Christophe Lamaison nous raconte cette épopée triomphale du Tournoi en 1997 lui qui venait d’être couronné champion d’Europe avec son club de Brive. Un succès qui avait fait date et qui s’était répercuté sur les Bleus.
Quel était le contexte avant le début de ce Tournoi ?
On était sorti d’une Coupe du Monde 1995 (en Afrique du Sud, Ndlr) en finissant troisième. Une génération de joueurs avait arrêté. Une autre allait continuer. En 1996, il y avait eu aussi un nouveau staff dirigé par Jean-Claude Skrela. Il était secondé par Pierre Villepreux. Ils sont arrivés à la tête de l’équipe de France avec une méthodologie appartenant au Stade Toulousain. Elle s’était retranscrite sur le jeu de l’équipe de France.
Les compétiteurs que nous sommes étions partis en 1997 avec cette réelle envie de se projeter sur 1999 (la France finit finaliste de la Coupe du monde battue par l’Australie au Pays de Galles, Ndlr) avec de nouveaux joueurs. A dose homéopathique, ils pouvaient intégrer l’équipe de France. Cela a été le cas. Cela sentait le renouveau, tant au niveau des joueurs que du staff.
On voulait gagner ce Tournoi pourtant sans avoir un calendrier favorable car on allait jouer en Irlande (32-15, Ndlr), et à Twickenham (victoire 23-20 contre l’Angleterre, Ndlr), tout en recevant le Pays de Galles (27-22, Ndlr) et l’Ecosse (47-20, Ndlr). A l’orée de ce Tournoi 1997, c’était un énorme challenge à relever.
Pendant ce Tournoi comment le capitaine Abdelatif Benazzi avait-il mené les troupes ?
De mémoire, Abdel l’est devenu pendant le Tournoi. Au-delà du joueur exemplaire qu’il était, il y a aussi ce qu’il représente. Sur le terrain, il n’était pas forcément celui qui allait prendre la parole pendant la semaine de préparation ou avant les matches. En équipe de France, il y a des capitaines de vestiaire et de terrain. A cette époque, c’était aux anciens de prendre la parole.

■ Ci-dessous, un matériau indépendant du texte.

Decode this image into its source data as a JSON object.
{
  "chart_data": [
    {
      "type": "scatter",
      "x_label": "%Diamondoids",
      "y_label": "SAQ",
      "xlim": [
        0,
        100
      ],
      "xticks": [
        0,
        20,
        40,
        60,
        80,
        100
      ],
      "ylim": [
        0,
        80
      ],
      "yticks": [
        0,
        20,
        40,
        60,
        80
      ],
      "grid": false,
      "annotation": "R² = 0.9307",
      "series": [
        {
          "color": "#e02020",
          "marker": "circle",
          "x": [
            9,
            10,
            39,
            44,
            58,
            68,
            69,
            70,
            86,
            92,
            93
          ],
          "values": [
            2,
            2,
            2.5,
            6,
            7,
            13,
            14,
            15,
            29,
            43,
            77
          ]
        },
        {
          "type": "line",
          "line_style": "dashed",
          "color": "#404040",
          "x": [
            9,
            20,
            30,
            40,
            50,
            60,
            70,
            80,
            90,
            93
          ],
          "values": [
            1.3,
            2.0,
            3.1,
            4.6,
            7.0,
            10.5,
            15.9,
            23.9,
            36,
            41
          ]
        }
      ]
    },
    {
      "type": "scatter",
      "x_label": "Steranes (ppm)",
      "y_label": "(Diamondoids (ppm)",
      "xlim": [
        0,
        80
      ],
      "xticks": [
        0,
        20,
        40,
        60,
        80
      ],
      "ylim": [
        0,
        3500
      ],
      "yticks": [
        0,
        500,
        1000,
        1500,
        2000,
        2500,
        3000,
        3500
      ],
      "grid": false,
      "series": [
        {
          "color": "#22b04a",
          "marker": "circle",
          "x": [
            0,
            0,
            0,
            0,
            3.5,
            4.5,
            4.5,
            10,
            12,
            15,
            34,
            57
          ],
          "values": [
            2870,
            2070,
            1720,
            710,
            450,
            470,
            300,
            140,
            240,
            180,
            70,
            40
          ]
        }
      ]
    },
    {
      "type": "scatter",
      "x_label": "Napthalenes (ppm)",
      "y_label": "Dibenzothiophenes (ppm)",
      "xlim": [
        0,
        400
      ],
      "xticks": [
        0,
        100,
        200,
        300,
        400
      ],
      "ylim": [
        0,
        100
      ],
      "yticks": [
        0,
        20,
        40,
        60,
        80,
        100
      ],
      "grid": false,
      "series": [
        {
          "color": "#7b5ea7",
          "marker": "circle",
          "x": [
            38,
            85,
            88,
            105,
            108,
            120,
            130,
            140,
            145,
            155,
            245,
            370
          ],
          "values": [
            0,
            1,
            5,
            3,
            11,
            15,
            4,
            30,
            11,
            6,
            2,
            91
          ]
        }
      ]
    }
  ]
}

Aviez-vous été surpris de réussir ce Grand Chelem ?
Déjà il faut mentionner qu’à cette époque et cette année-là Brive a été champion d’Europe. Cette équipe dont je faisais partie avait marqué les esprits. On avait battu Leicester, une équipe dont plus de la moitié était composée d’internationaux anglais. Ce sacre européen a marqué la planète rugby de l’hémisphère Nord.
On avait donc entamé le Tournoi à Dublin avec cette image du rugby français et de ses jeunes joueurs que personne ne connaissait comme David Venditti, Philippe Carbonneau, Alain Penaud. Ces champions d’Europe un mois avant avec Brive pouvaient poser question. Finalement, on se disait que cette équipe de France avait des atouts avec cette jeune génération pour aller chercher la victoire dans le Tournoi. On avait renvoyé ce signal que l’équipe de France était prête à relever le défi. Elle l’avait prouvé avec ce parcours en Coupe d’Europe.
Comment l’ancien détenteur du record de points marqués et de transformations entre 2001 et 2015 en Bleus a-t-il vécu ce Grand Chelem en 1997 ?
Je n’ai pas pour habitude de ramener à moi ces records. J’ai surtout gardé le souvenir d’avoir vécu un moment agréable avec cette génération et cette montée en puissance de l’équipe de France. Que ce soit de manière collective et individuelle avec des joueurs qui faisaient pour la première fois leur apparition. L’ambiance était agréable. C’était le bien vivre ensemble. On prenait les matches les uns après les autres et du plaisir à se retrouver au Château Ricard pour appréhender l’échéance. On était d’une génération qui avait connu l’amateurisme et qui commençait à empiéter sur le professionnalisme. Mais on était des vrais passionnés avant tout.